Here is a short discussion I wrote yesterday with Judith Rousseau of a paper by Peter Müller and Riten Mitra to appear in Bayesian Analysis.
“We congratulate the authors for this very pleasant overview of the type of problems that are currently tackled by Bayesian nonparametric inference and for demonstrating how prolific this field has become. We do share the authors viewpoint that many Bayesian nonparametric models allow for more flexible modelling than parametric models and thus capture finer details of the data. BNP can be a good alternative to complex parametric models in the sense that the computations are not necessarily more difficult in Bayesian nonparametric models. However we would like to mitigate the enthusiasm of the authors since, although we believe that Bayesian nonparametric has proved extremely useful and interesting, we think they oversell the “nonparametric side of the Force”! Our main point is that by definition, Bayesian nonparametric is based on prior probabilities that live on infinite dimensional spaces and thus are never completely swamped by the data. It is therefore crucial to understand which (or why!) aspects of the model are strongly influenced by the prior and how.
As an illustration, when looking at Example 1 with the censored zeroth cell, our reaction is that this is a problem with no proper solution, because it is lacking too much information. In other words, unless some parametric structure of the model is known, in which case the zeroth cell is related with the other cells, we see no way to infer about the size of this cell. The outcome produced by the authors is therefore unconvincing to us in that it seems to only reflect upon the prior modelling (α,G*) and not upon the information contained in the data. Now, this prior modelling may be to some extent justified based on side information about the medical phenomenon under study, however its impact on the resulting inference is palatable.

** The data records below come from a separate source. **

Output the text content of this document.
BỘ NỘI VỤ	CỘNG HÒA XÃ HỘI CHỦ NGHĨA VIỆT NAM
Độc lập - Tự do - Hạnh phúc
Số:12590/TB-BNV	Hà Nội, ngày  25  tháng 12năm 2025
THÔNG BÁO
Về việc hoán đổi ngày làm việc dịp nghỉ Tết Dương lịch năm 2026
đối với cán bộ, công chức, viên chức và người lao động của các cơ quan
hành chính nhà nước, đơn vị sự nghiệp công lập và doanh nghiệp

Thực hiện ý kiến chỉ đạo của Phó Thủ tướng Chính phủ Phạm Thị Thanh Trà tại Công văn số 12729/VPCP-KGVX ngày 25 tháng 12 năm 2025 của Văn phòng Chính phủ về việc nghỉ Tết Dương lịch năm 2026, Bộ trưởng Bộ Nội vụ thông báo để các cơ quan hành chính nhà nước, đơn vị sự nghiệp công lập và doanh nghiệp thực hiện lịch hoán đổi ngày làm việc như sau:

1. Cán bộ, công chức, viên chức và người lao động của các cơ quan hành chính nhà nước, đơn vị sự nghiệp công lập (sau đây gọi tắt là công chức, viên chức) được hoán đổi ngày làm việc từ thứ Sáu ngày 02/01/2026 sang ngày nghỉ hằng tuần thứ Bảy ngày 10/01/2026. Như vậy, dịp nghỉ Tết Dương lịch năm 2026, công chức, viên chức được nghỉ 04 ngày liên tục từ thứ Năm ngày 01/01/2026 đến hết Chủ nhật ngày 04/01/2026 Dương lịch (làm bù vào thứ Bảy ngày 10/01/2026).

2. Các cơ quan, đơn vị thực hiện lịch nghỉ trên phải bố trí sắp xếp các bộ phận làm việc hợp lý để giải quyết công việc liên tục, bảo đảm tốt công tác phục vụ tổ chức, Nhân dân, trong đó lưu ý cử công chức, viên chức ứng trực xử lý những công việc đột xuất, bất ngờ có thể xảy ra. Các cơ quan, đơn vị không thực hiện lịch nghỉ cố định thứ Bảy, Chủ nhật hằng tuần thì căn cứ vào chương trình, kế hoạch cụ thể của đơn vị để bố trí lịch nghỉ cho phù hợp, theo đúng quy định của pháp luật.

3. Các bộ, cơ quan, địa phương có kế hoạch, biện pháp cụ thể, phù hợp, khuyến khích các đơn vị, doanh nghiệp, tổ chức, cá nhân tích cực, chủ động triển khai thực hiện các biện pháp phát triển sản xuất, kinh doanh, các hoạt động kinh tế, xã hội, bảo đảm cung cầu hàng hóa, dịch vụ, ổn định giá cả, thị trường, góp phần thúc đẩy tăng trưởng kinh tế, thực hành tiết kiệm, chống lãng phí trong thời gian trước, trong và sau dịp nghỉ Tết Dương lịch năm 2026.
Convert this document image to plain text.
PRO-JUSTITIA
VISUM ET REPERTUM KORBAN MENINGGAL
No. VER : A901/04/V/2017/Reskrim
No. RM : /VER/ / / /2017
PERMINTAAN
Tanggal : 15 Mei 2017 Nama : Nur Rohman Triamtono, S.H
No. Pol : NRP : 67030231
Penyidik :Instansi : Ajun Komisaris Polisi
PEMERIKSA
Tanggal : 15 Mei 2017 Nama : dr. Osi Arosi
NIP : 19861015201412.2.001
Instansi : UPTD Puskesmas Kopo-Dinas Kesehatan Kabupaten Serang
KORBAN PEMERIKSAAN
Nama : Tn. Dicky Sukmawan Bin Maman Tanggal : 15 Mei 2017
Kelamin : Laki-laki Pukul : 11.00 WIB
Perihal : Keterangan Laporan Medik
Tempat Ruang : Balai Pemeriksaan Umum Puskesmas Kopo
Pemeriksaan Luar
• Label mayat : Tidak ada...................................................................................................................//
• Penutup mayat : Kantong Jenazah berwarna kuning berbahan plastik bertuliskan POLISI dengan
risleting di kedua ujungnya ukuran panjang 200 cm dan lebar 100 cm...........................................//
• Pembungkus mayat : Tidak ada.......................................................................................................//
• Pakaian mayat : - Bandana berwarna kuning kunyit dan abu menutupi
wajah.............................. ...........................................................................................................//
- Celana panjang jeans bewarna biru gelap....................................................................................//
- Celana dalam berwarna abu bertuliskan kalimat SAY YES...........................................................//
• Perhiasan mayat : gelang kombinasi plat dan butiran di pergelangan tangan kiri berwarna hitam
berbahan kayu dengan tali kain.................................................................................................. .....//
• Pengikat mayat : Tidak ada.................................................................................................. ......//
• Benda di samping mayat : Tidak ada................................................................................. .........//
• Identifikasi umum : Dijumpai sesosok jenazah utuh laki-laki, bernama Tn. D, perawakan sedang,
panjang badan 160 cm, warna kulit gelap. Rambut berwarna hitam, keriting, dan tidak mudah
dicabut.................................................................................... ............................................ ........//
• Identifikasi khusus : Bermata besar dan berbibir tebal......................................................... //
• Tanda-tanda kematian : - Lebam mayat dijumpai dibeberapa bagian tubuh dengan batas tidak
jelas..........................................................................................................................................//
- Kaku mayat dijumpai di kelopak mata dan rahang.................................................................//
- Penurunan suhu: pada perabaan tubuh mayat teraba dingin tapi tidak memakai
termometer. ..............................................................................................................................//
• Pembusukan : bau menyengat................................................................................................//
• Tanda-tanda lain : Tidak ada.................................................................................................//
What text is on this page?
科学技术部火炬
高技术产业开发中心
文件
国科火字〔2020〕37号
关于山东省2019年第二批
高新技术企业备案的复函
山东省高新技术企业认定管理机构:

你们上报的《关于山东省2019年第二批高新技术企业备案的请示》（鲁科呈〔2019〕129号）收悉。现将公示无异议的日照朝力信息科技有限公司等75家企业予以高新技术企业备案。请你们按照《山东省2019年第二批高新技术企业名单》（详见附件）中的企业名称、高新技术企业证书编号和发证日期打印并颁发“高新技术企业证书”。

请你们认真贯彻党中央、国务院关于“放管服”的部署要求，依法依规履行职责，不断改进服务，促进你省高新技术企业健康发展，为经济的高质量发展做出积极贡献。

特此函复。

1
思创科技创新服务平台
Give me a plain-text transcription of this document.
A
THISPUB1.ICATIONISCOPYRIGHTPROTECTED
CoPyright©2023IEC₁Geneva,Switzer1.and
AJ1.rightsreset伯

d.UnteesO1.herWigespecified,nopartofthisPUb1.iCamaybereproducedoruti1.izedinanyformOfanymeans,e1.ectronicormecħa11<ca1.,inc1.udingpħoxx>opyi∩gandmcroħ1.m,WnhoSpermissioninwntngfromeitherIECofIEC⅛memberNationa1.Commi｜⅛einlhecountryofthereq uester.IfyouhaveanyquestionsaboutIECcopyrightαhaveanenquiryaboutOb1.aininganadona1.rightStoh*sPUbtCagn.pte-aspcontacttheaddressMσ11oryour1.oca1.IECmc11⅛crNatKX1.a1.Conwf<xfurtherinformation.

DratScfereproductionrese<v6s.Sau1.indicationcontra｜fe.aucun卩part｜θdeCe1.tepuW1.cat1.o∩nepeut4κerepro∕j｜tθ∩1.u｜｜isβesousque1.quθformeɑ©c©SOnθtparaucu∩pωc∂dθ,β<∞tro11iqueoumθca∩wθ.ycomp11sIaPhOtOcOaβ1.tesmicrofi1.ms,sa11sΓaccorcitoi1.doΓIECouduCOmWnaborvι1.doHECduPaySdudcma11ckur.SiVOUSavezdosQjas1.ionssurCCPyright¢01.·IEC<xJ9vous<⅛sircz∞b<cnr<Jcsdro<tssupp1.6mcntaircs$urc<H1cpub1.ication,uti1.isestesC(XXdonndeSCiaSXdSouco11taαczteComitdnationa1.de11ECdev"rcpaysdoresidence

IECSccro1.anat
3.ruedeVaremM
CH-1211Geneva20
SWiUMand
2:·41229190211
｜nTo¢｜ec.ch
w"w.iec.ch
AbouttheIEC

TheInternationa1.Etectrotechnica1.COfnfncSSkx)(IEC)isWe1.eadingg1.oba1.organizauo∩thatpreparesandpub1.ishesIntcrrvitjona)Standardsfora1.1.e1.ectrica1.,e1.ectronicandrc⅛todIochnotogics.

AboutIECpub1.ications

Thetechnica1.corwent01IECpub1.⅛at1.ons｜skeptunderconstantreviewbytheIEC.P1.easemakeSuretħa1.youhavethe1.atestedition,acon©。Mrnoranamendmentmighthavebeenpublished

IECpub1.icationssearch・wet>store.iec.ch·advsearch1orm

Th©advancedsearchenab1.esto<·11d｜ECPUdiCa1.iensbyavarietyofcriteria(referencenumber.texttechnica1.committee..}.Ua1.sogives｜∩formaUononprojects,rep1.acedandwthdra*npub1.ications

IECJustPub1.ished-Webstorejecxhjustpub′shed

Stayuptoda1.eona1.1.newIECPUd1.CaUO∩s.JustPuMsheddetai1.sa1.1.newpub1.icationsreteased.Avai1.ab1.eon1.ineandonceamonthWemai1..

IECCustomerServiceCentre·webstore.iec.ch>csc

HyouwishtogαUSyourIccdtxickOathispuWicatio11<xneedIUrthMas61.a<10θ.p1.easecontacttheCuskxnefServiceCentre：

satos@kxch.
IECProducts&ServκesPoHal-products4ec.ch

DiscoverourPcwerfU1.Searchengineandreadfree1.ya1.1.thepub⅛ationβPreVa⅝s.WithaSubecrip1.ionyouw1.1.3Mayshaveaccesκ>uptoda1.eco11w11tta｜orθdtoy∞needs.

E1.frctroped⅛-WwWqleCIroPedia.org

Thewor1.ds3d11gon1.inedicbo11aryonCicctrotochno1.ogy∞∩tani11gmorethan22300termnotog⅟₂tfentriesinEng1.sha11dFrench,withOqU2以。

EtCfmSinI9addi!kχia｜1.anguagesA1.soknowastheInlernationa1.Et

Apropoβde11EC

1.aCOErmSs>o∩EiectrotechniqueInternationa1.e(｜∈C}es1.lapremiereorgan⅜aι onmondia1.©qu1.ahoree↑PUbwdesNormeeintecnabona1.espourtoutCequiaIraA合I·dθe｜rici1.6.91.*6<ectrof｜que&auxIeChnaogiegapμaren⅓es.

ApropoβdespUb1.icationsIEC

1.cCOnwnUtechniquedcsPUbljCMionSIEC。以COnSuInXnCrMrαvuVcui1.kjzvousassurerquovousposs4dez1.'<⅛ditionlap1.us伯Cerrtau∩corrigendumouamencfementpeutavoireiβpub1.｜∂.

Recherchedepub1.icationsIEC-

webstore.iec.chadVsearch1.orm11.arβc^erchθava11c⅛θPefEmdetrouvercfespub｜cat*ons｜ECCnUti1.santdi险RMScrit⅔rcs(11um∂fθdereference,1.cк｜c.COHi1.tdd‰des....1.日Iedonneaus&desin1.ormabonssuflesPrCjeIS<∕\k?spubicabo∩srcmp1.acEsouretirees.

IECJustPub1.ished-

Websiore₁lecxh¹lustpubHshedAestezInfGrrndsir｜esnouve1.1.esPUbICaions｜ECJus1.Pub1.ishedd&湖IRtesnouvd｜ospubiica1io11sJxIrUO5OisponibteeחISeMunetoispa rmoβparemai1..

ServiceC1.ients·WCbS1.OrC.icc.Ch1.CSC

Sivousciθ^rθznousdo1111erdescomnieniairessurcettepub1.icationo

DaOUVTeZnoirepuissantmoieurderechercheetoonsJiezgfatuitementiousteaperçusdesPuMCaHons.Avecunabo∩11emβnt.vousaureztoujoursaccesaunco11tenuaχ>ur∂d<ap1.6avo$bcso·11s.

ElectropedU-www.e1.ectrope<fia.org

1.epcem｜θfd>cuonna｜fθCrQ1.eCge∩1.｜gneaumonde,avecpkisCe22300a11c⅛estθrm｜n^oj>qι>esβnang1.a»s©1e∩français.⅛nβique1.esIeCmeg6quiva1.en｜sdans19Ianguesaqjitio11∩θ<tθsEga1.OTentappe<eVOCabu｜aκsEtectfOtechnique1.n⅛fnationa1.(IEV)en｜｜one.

Recently (and even less recently) a few theoretical results have pointed out this very issue. E.g., Diaconis and Freedman (1986) showed that some priors could surprisingly lead to inconsistent posteriors, even though it was later shown that many priors lead to consistent posteriors and often even to optimal asymptotic frequentist estimators, see for instance van der Vaart and van Zanten (2009) and Kruijer et al. (2010). The worry about Bayesian nonparametrics truly appeared when considering (1) asymptotic frequentist properties of semi-parametric procedures; and (2) interpretation of inferential aspects of Bayesian nonparametric procedures. It was shown in various instances that some nonparametric priors which behaved very nicely for the estimation of the whole parameter could have disturbingly suboptimal behaviour for some specific functionals of interest, see for instance Arbel et al. (2013) and Rivoirard and Rousseau (2012). We do not claim here that asymptotics is the answer to everything however bad asymptotic behaviour shows that something wrong is going on and this helps understanding the impact of the prior. These disturbing bad results are an illustration that in these infinite dimensional models the impact of the prior modelling is difficult to evaluate and that although the prior looks very flexible it can in fact be highly informative and/or restrictive for some aspects of the parameter. It would thus be wrong to conclude that every aspect of the parameter is well-recovered because some are. It has been a well-known fact for Bayesian parametric models, leading to extensive research on reference and other types of objective priors. It is even more crucial in the nonparametric world. No (nonparametric) prior can be suited for every inferential aspect and it is important to understand which aspects of the parameter are well-recovered and which ones are not.
We also concur with the authors that Dirichlet mixture priors provide natural clustering mechanisms, but one may question the “natural” label as the resulting clustering is quite unstructured, growing in the number of clusters as the number of observations increases and not incorporating any prior constraint on the “definition” of a cluster, except the one implicit and well-hidden behind the non-parametric prior. In short, it is delicate to assess what is eventually estimated by this clustering methods.
These remarks are not to be taken criticisms of the overall Bayesian nonparametric approach, just the contrary. We simply emphasize (or recall) that there is no such thing as a free lunch and that we need to post the price to pay for potential customers. In these models, this is far from easy and just as far from being completed.”
Arbel, J., Gayraud, G., and Rousseau, J. (2013). Bayesian adaptive optimal estimation using a sieve prior. Scandinavian Journal of Statistics, to appear.
Diaconis, P. and Freedman, D. (1986). On the consistency of Bayes estimates. Ann. Statist., 14:1-26.
Kruijer, W., Rousseau, J., and van der Vaart, A. (2010). Adaptive Bayesian density estimation with location-scale mixtures. Electron. J. Stat., 4:1225-1257.
Rivoirard, V. and Rousseau, J. (2012). On the Bernstein Von Mises theorem for linear functionals of the density. Ann. Statist., 40:1489-1523.
van der Vaart, A. and van Zanten, J. H. (2009). Adaptive Bayesian estimation using a Gaussian random field with inverse Gamma bandwidth. Ann. Statist., 37:2655-2675.